For three years he had maintained this vehement crusade against sin, both in himself and in others, and during this period he succeeded in shaking off the sinful affection. It now became evident to him that both he and the Brethren had hitherto manifested insufficient austerity in life and doctrine.
He had, therefore, responded to the call, and had journeyed southwards. His feelings when he read Sarah’s letter were those of pity for her, and for all the Brethren in that part, who were wandering blindly in their sins and self-righteousness. But on his way south, travelling through friendly districts, among people who had known him of old and who received him with kindness, it could not but happen that his asperity should be mitigated; and as he passed through Sandsgaard, he stopped, overcome by memories which the sight of the familiar bay and of the church towers of the neighbouring town had revived.
Hans Nilsen searched his heart anew, but found nothing which should not be there. Sarah was as a sister or a brother to him; she was another man’s wife, and he hoped that she might be happy.
Before he went on he happened to look over the hedge, and, amidst the trees, he discovered Consul Garman, pacing up and down.
Fennefos recognized him, and his feelings were roused again by the sight of the old man, so unconcerned in his sins, surrounded by riches, and absorbed in worldly contemplation, whilst he was drawing near the depths of hell with open eyes.

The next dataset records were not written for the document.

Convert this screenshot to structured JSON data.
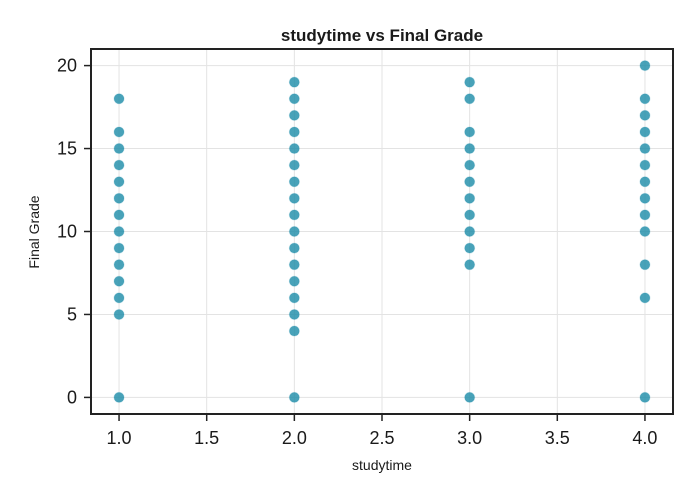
{
  "chart_data": {
    "type": "scatter",
    "title": "studytime vs Final Grade",
    "xlabel": "studytime",
    "ylabel": "Final Grade",
    "xlim": [
      0.84,
      4.16
    ],
    "ylim": [
      -1,
      21
    ],
    "xticks": [
      1.0,
      1.5,
      2.0,
      2.5,
      3.0,
      3.5,
      4.0
    ],
    "xtick_labels": [
      "1.0",
      "1.5",
      "2.0",
      "2.5",
      "3.0",
      "3.5",
      "4.0"
    ],
    "yticks": [
      0,
      5,
      10,
      15,
      20
    ],
    "ytick_labels": [
      "0",
      "5",
      "10",
      "15",
      "20"
    ],
    "grid": true,
    "legend": "none",
    "marker_color": "#1a8ba8",
    "points": [
      {
        "x": 1,
        "y": 0
      },
      {
        "x": 1,
        "y": 5
      },
      {
        "x": 1,
        "y": 6
      },
      {
        "x": 1,
        "y": 7
      },
      {
        "x": 1,
        "y": 8
      },
      {
        "x": 1,
        "y": 9
      },
      {
        "x": 1,
        "y": 10
      },
      {
        "x": 1,
        "y": 11
      },
      {
        "x": 1,
        "y": 12
      },
      {
        "x": 1,
        "y": 13
      },
      {
        "x": 1,
        "y": 14
      },
      {
        "x": 1,
        "y": 15
      },
      {
        "x": 1,
        "y": 16
      },
      {
        "x": 1,
        "y": 18
      },
      {
        "x": 2,
        "y": 0
      },
      {
        "x": 2,
        "y": 4
      },
      {
        "x": 2,
        "y": 5
      },
      {
        "x": 2,
        "y": 6
      },
      {
        "x": 2,
        "y": 7
      },
      {
        "x": 2,
        "y": 8
      },
      {
        "x": 2,
        "y": 9
      },
      {
        "x": 2,
        "y": 10
      },
      {
        "x": 2,
        "y": 11
      },
      {
        "x": 2,
        "y": 12
      },
      {
        "x": 2,
        "y": 13
      },
      {
        "x": 2,
        "y": 14
      },
      {
        "x": 2,
        "y": 15
      },
      {
        "x": 2,
        "y": 16
      },
      {
        "x": 2,
        "y": 17
      },
      {
        "x": 2,
        "y": 18
      },
      {
        "x": 2,
        "y": 19
      },
      {
        "x": 3,
        "y": 0
      },
      {
        "x": 3,
        "y": 8
      },
      {
        "x": 3,
        "y": 9
      },
      {
        "x": 3,
        "y": 10
      },
      {
        "x": 3,
        "y": 11
      },
      {
        "x": 3,
        "y": 12
      },
      {
        "x": 3,
        "y": 13
      },
      {
        "x": 3,
        "y": 14
      },
      {
        "x": 3,
        "y": 15
      },
      {
        "x": 3,
        "y": 16
      },
      {
        "x": 3,
        "y": 18
      },
      {
        "x": 3,
        "y": 19
      },
      {
        "x": 4,
        "y": 0
      },
      {
        "x": 4,
        "y": 6
      },
      {
        "x": 4,
        "y": 8
      },
      {
        "x": 4,
        "y": 10
      },
      {
        "x": 4,
        "y": 11
      },
      {
        "x": 4,
        "y": 12
      },
      {
        "x": 4,
        "y": 13
      },
      {
        "x": 4,
        "y": 14
      },
      {
        "x": 4,
        "y": 15
      },
      {
        "x": 4,
        "y": 16
      },
      {
        "x": 4,
        "y": 17
      },
      {
        "x": 4,
        "y": 18
      },
      {
        "x": 4,
        "y": 20
      }
    ]
  }
}
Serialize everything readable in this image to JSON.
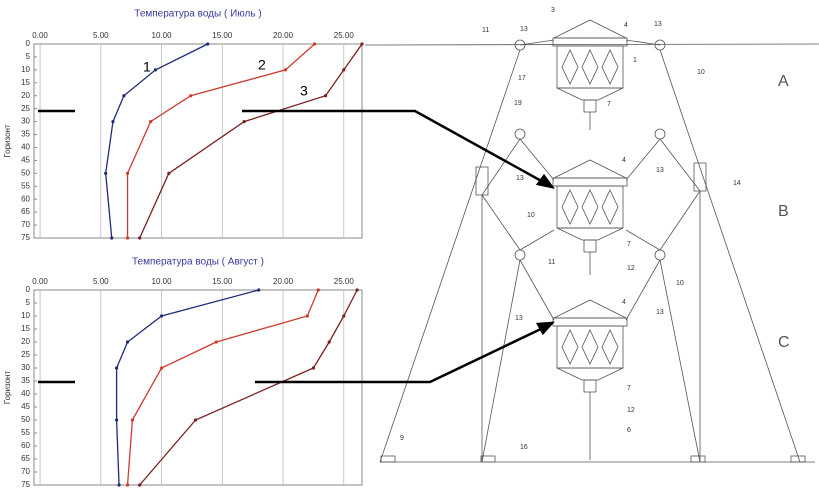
{
  "chart_data": [
    {
      "type": "line",
      "title": "Температура воды    ( Июль )",
      "y_label": "Горизонт",
      "xlim": [
        -0.5,
        26.5
      ],
      "xticks": [
        {
          "value": 0,
          "label": "0.00"
        },
        {
          "value": 5,
          "label": "5.00"
        },
        {
          "value": 10,
          "label": "10.00"
        },
        {
          "value": 15,
          "label": "15.00"
        },
        {
          "value": 20,
          "label": "20.00"
        },
        {
          "value": 25,
          "label": "25.00"
        }
      ],
      "ylim": [
        0,
        75
      ],
      "yticks": [
        0,
        5,
        10,
        15,
        20,
        25,
        30,
        35,
        40,
        45,
        50,
        55,
        60,
        65,
        70,
        75
      ],
      "y_inverted": true,
      "grid": true,
      "annotations": [
        "1",
        "2",
        "3"
      ],
      "series": [
        {
          "color": "#1f2a7a",
          "x": [
            13.8,
            9.5,
            6.9,
            6.0,
            5.4,
            5.9
          ],
          "y": [
            0,
            10,
            20,
            30,
            50,
            75
          ]
        },
        {
          "color": "#d03a2e",
          "x": [
            22.6,
            20.2,
            12.4,
            9.1,
            7.2,
            7.2
          ],
          "y": [
            0,
            10,
            20,
            30,
            50,
            75
          ]
        },
        {
          "color": "#7a1f1f",
          "x": [
            26.5,
            25.0,
            23.5,
            16.8,
            10.6,
            8.2
          ],
          "y": [
            0,
            10,
            20,
            30,
            50,
            75
          ]
        }
      ]
    },
    {
      "type": "line",
      "title": "Температура воды    ( Август )",
      "y_label": "Горизонт",
      "xlim": [
        -0.5,
        26.5
      ],
      "xticks": [
        {
          "value": 0,
          "label": "0.00"
        },
        {
          "value": 5,
          "label": "5.00"
        },
        {
          "value": 10,
          "label": "10.00"
        },
        {
          "value": 15,
          "label": "15.00"
        },
        {
          "value": 20,
          "label": "20.00"
        },
        {
          "value": 25,
          "label": "25.00"
        }
      ],
      "ylim": [
        0,
        75
      ],
      "yticks": [
        0,
        5,
        10,
        15,
        20,
        25,
        30,
        35,
        40,
        45,
        50,
        55,
        60,
        65,
        70,
        75
      ],
      "y_inverted": true,
      "grid": true,
      "series": [
        {
          "color": "#1f2a7a",
          "x": [
            18.0,
            10.0,
            7.2,
            6.3,
            6.3,
            6.5
          ],
          "y": [
            0,
            10,
            20,
            30,
            50,
            75
          ]
        },
        {
          "color": "#d03a2e",
          "x": [
            22.9,
            22.0,
            14.5,
            10.0,
            7.6,
            7.2
          ],
          "y": [
            0,
            10,
            20,
            30,
            50,
            75
          ]
        },
        {
          "color": "#7a1f1f",
          "x": [
            26.1,
            25.0,
            23.8,
            22.5,
            12.8,
            8.2
          ],
          "y": [
            0,
            10,
            20,
            30,
            50,
            75
          ]
        }
      ]
    }
  ],
  "diagram": {
    "labels": [
      "3",
      "4",
      "13",
      "13",
      "11",
      "10",
      "1",
      "17",
      "19",
      "7",
      "A",
      "4",
      "13",
      "13",
      "14",
      "10",
      "7",
      "11",
      "12",
      "B",
      "10",
      "4",
      "13",
      "13",
      "7",
      "12",
      "6",
      "9",
      "16",
      "C"
    ]
  }
}
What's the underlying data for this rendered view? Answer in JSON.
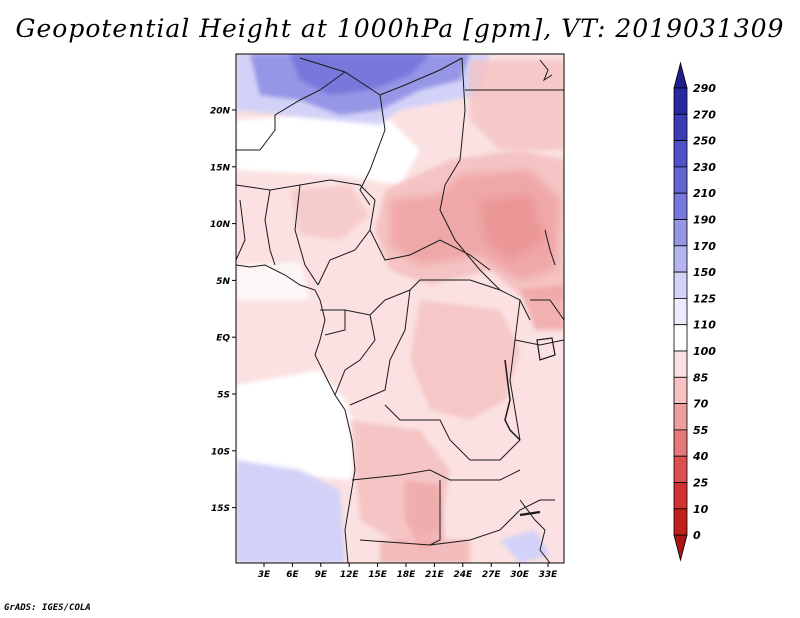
{
  "title": "Geopotential Height at 1000hPa [gpm], VT: 2019031309",
  "credit": "GrADS: IGES/COLA",
  "map": {
    "lat_labels": [
      "20N",
      "15N",
      "10N",
      "5N",
      "EQ",
      "5S",
      "10S",
      "15S"
    ],
    "lon_labels": [
      "3E",
      "6E",
      "9E",
      "12E",
      "15E",
      "18E",
      "21E",
      "24E",
      "27E",
      "30E",
      "33E"
    ],
    "colors": {
      "frame": "#000000",
      "border": "#1a1a1a"
    }
  },
  "colorbar": {
    "levels": [
      "290",
      "270",
      "250",
      "230",
      "210",
      "190",
      "170",
      "150",
      "125",
      "110",
      "100",
      "85",
      "70",
      "55",
      "40",
      "25",
      "10",
      "0"
    ],
    "colors": [
      "#1e1e8c",
      "#2828a0",
      "#3c3cb4",
      "#5050c8",
      "#6464d2",
      "#7878dc",
      "#9696e6",
      "#b4b4f0",
      "#d2d2f8",
      "#ebebfc",
      "#ffffff",
      "#fbe1e1",
      "#f5c3c3",
      "#ee9e9e",
      "#e57878",
      "#dc5050",
      "#d23232",
      "#c31e1e",
      "#aa1414"
    ]
  }
}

He seized his staff and went on. They should soon feel in the town that Hans Nilsen Fennefos had come back.
In the mean time, the last gleam of the twilight faded away, and the sky paled along the horizon, the spreading boughs of the beech trees swayed to and fro in the cold wind, and Consul Garman re-entered his house.
The garden lay in repose, the tree tops waved overhead, and, in the struggle for life, either forced themselves upwards or perished, stunted by the shade and drip of their companions.
Above and below branches stretched out, ever encroaching on the narrow space around the pavilion, where the pond was growing smaller year by year.